Employing disabled interns: Making communications accessible.
Most organisations rely on successful communications involving:
- Employee, or prospective employee, colleagues and employer;
- The organisation and the people who want to use its services.
There are over 11 million disabled people in the UK, of whom 2.2 million have an impairment which has an impact on communication. It is therefore likely that your organisation has already thought through how to communicate with its public in ways that reach everyone who can benefit from what your organisation has to offer.

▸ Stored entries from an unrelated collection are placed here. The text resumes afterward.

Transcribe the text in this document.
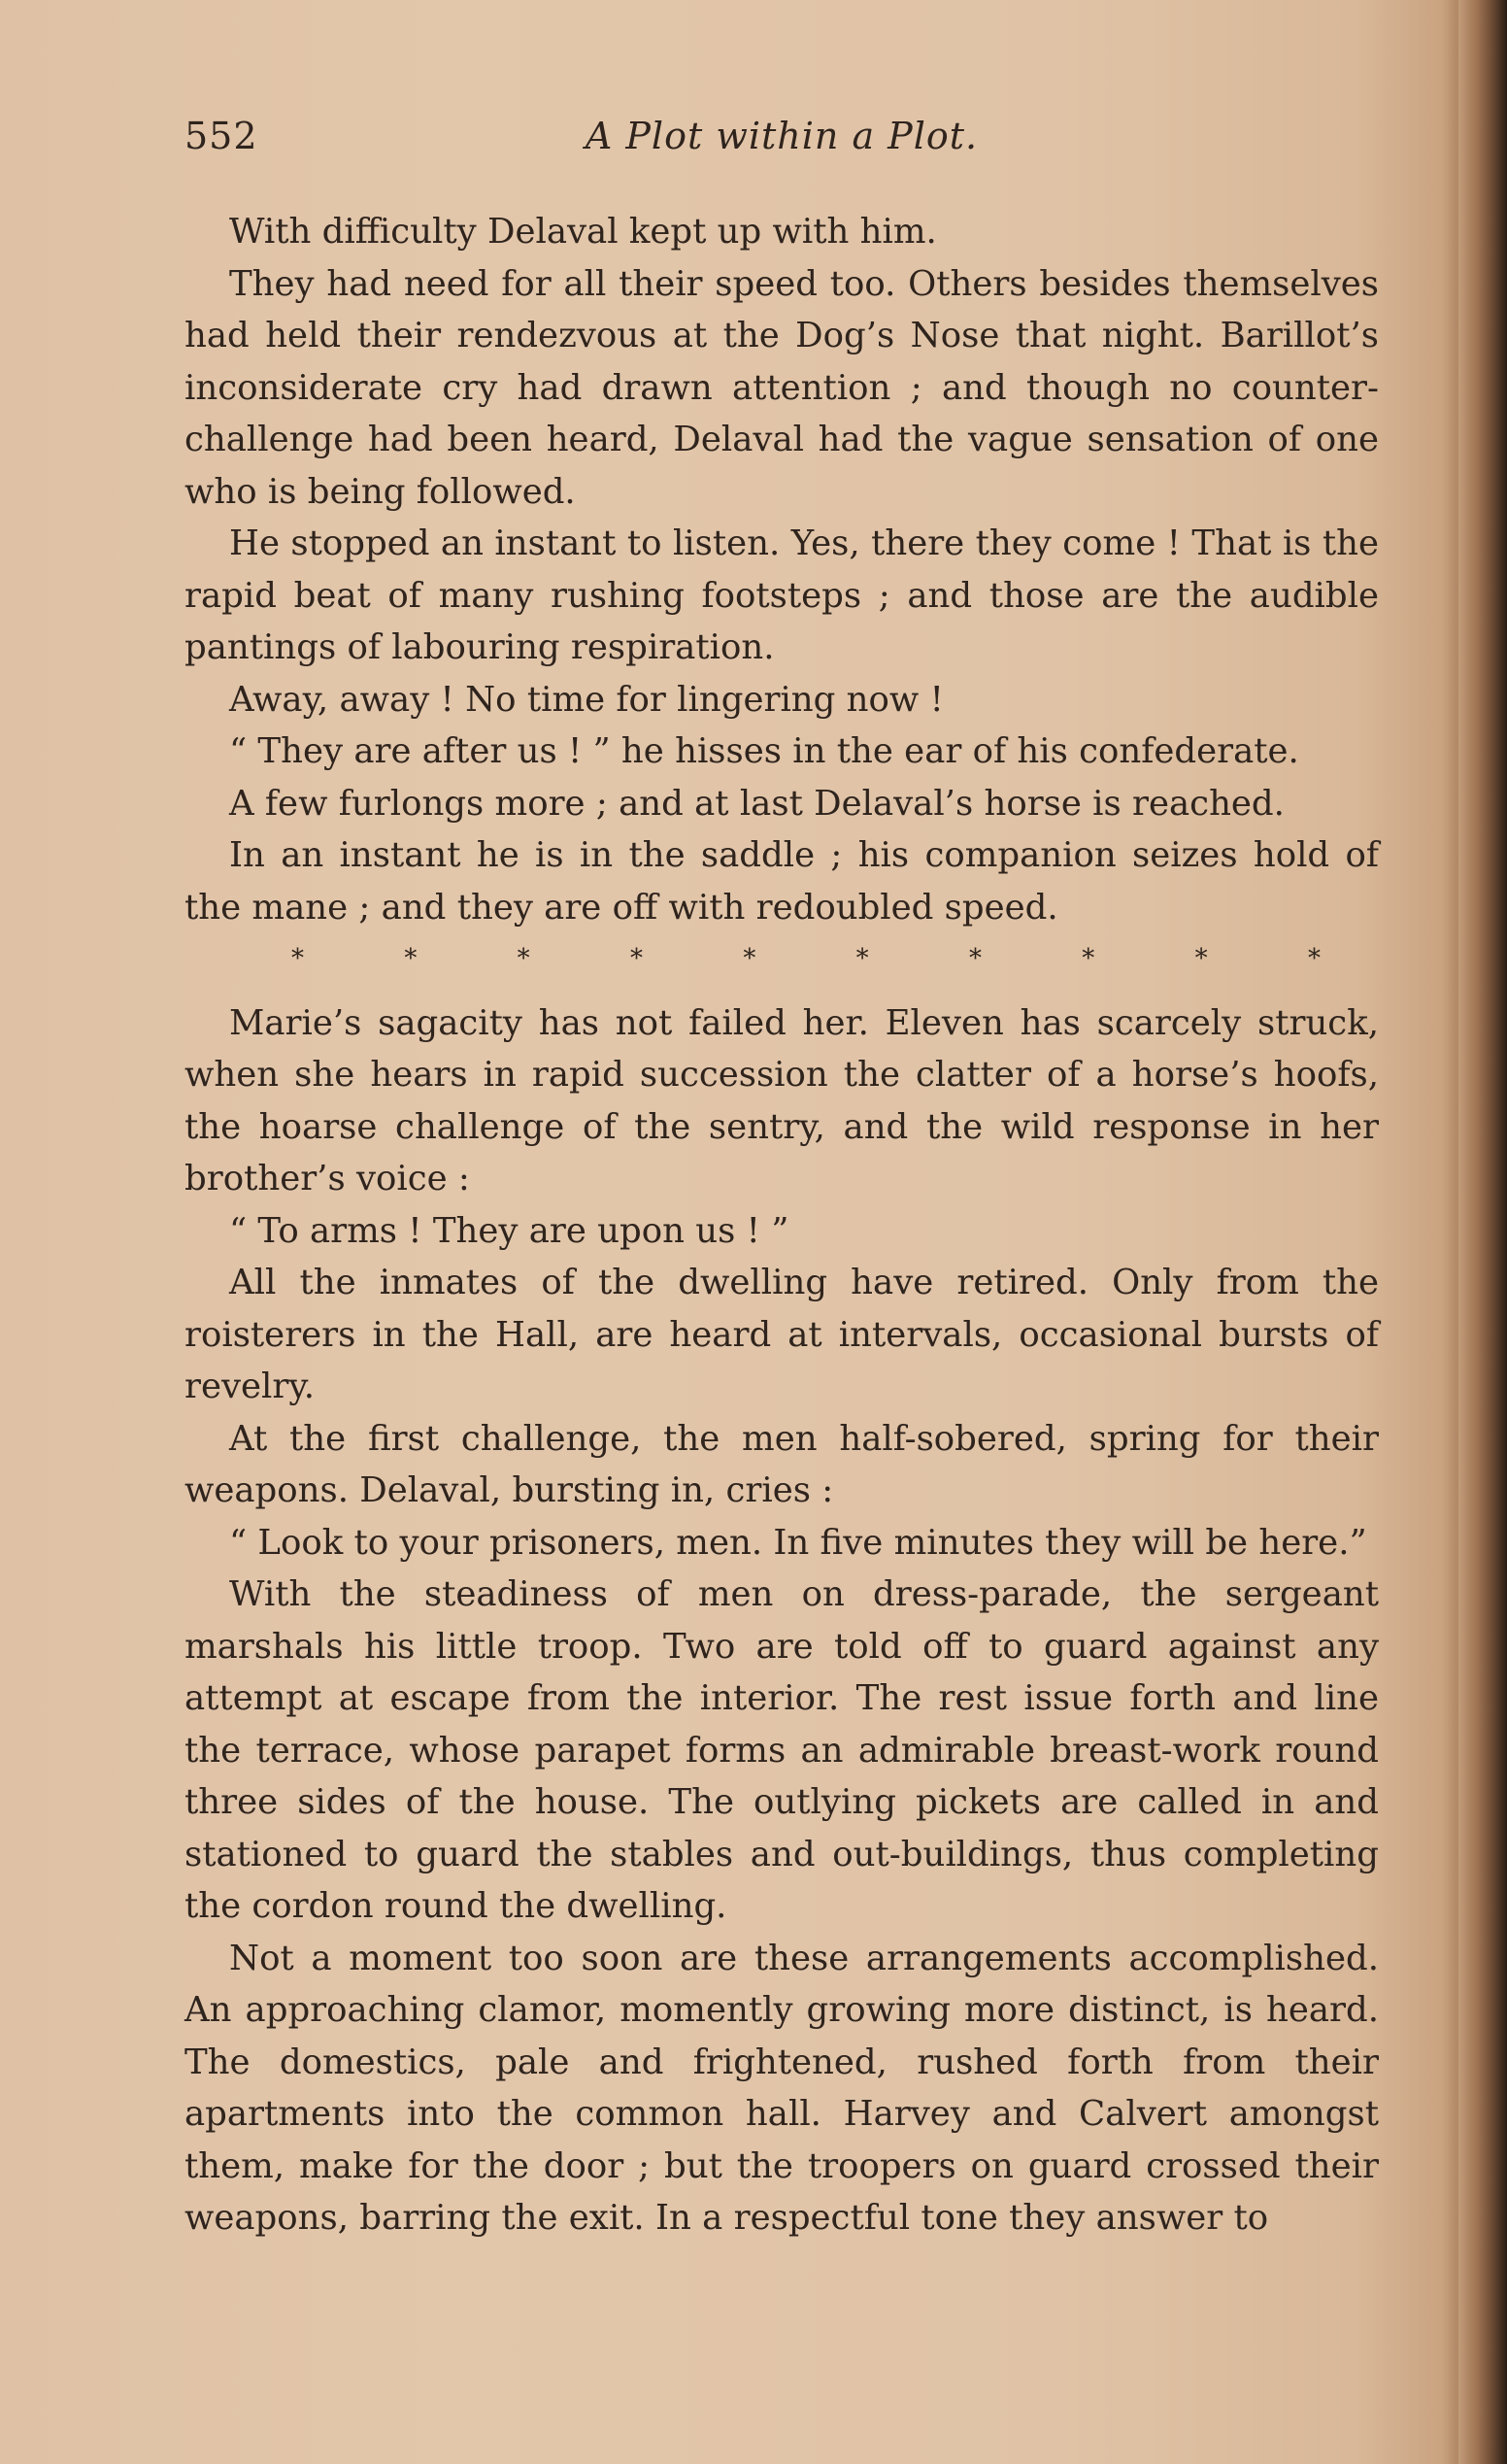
552	A Plot within a Plot.

With difficulty Delaval kept up with him.

They had need for all their speed too. Others besides themselves had held their rendezvous at the Dog’s Nose that night. Barillot’s inconsiderate cry had drawn attention ; and though no counter-challenge had been heard, Delaval had the vague sensation of one who is being followed.

He stopped an instant to listen. Yes, there they come ! That is the rapid beat of many rushing footsteps ; and those are the audible pantings of labouring respiration.

Away, away ! No time for lingering now !

“ They are after us ! ” he hisses in the ear of his confederate.

A few furlongs more ; and at last Delaval’s horse is reached.

In an instant he is in the saddle ; his companion seizes hold of the mane ; and they are off with redoubled speed.

*	*	*	*	*	*	*	*	*	*

Marie’s sagacity has not failed her. Eleven has scarcely struck, when she hears in rapid succession the clatter of a horse’s hoofs, the hoarse challenge of the sentry, and the wild response in her brother’s voice :

“ To arms ! They are upon us ! ”

All the inmates of the dwelling have retired. Only from the roisterers in the Hall, are heard at intervals, occasional bursts of revelry.

At the first challenge, the men half-sobered, spring for their weapons. Delaval, bursting in, cries :

“ Look to your prisoners, men. In five minutes they will be here.”

With the steadiness of men on dress-parade, the sergeant marshals his little troop. Two are told off to guard against any attempt at escape from the interior. The rest issue forth and line the terrace, whose parapet forms an admirable breast-work round three sides of the house. The outlying pickets are called in and stationed to guard the stables and out-buildings, thus completing the cordon round the dwelling.

Not a moment too soon are these arrangements accomplished. An approaching clamor, momently growing more distinct, is heard. The domestics, pale and frightened, rushed forth from their apartments into the common hall. Harvey and Calvert amongst them, make for the door ; but the troopers on guard crossed their weapons, barring the exit. In a respectful tone they answer to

While this guidance is about communications involving interns, it is also more generally about how people communicate, and how that can be more, or less, accessible to everyone. After all, an intern whose impairment has no impact on communication may be interacting with an employer, colleague or service user whose impairment does have such an impact.
What are the ways you and your employees currently communicate?
- Send emails;
- Share web-links or web-sites;
- Send written notes;
- Use a notice-board;
- Talk face-to-face, one-to-one or in meetings or other group settings;
- Use body language and facial expression.
What can make these ways accessible to all, or inaccessible to some?
The reliance on hearing or vision in common workplace ways of communicating, risks excluding those whose impairments impact on these senses. But exclusion is not inevitable, and its avoidance does not mean abandoning customary ways of communicating.
Electronic communications can be inaccessible to some blind or partially sighted users. However, assistive technology can often correct this. Interns who gained their degree or qualification as blind or partially sighted students are likely to be familiar with what technology is needed. This might include screen-reading software, such as Jaws, which can read out much of what is on the screen. For blind people who use and prefer Braille, a refreshable Braille display can be added to a PC, allowing the user to read what is on the screen in continuously changing Braille.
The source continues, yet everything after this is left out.